The organisms are given life by the information passing through them, as are people. The information circulating through us is made up of memory: “people’s memories are maybe the fuel they burn to stay alive. Whether those memories have any actual importance or not, it doesn’t matter as far as the maintenance of life is concerned. They’re all just fuel” (168-169). In a literary parallel, the novel itself is given life by the very stories it is telling. Or rather, the stories are being observed instead of written or read. The novel is framed as if there were no author and no reader, just an invisible “we” watching people and events. This is one of its most interesting aspects. Murakami experiments with narrative, using a present-tense “we” and breaking down the barrier between author and reader leaving only passive observers of reality. After Dark begins when ‘our’ “[e]yes mark the shape of the city”, and ‘we’ sweep in from above “like a high-flying bird” before “[o]ur line of sight chooses an area of concentrated brightness and, focusing there, silently descends to it” (3). We enter a restaurant, where we could focus on anyone, but Mari, reading alone, “very naturally” (5) captures our attention and provides the entry point for the stories to follow. It gives the novel an organic, unplanned feel. In fact, the viewer/narrator doesn’t seem to have any real intentions other than to see what’s going on in the city on this particular evening. ‘We’ are “pure point of view” (108), unable to have any effect on the scene we’re watching because we’re not actually there: “We are invisible, anonymous intruders. We look. We listen. We note odours. But we are not physically present in the place, and we leave behind no traces… We observe, but we do not intervene” (27). All that we can do is “gather data, and, if possible, judge” (108).

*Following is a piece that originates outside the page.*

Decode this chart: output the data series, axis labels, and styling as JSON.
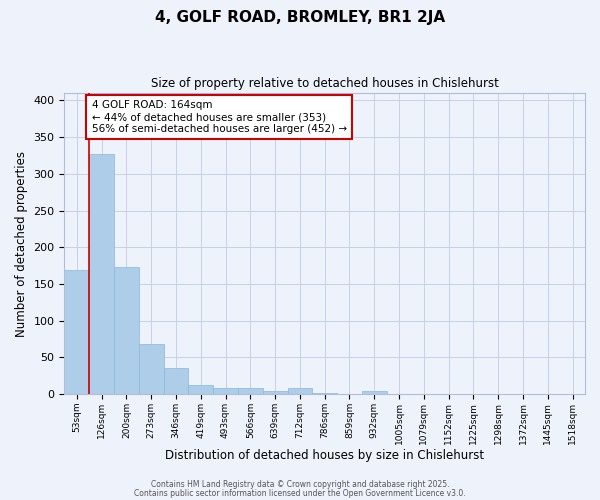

After Dark is a book pretending that it hasn’t been written and isn’t being read. It’s an experience in observation and the author is as powerless as the reader to influence anything; both are on equal footing as the viewer/narrator. Lacking omnipotence, it should also be noted that we are not omniscient – we are only privy to those details we can perceive with our eyes and ears as the viewer/narrator. For example, we don’t know what book Mari is reading because we can’t see the title and Mari never says what it is, but we can guess from her expression while reading that it’s relatively complex. Takahashi doesn’t tell Mari his name, so it remains unknown until it’s mentioned later.
Because of our limitations as viewer/narrator, much of the story remains a mystery. What the characters don’t know and thus don’t talk about, we cannot know either. And because it does not always make sense for them to explain their actions or discuss their feelings, we left to draw our own conclusions from what we are able to observe. It’s clear from Shirikawa’s actions and a conversation with his wife that he’s avoiding his family, but because he never voices his reasons for this, they remain unclear. Nor do we ever find out what exactly is going on during the strange events in Eri’s room or why she has chosen to sleep for so long because she is unable to offer any explanation.
This might be frustrating for some, but for me part of the pleasure of reading After Dark lies in the details themselves, in poring over fragments of information or finding the connections between people, places and events. Consequently, I suggest you avoid this if you want action or drama, if you demand closure, or if your preference is for stories that you don’t need to think too much about – it will be a complete waste of a great book.
The lack of conclusion means you probably won’t feel blown away, but it might leave you feeling blissfully calm and contemplative, making this a rare beauty of a novel.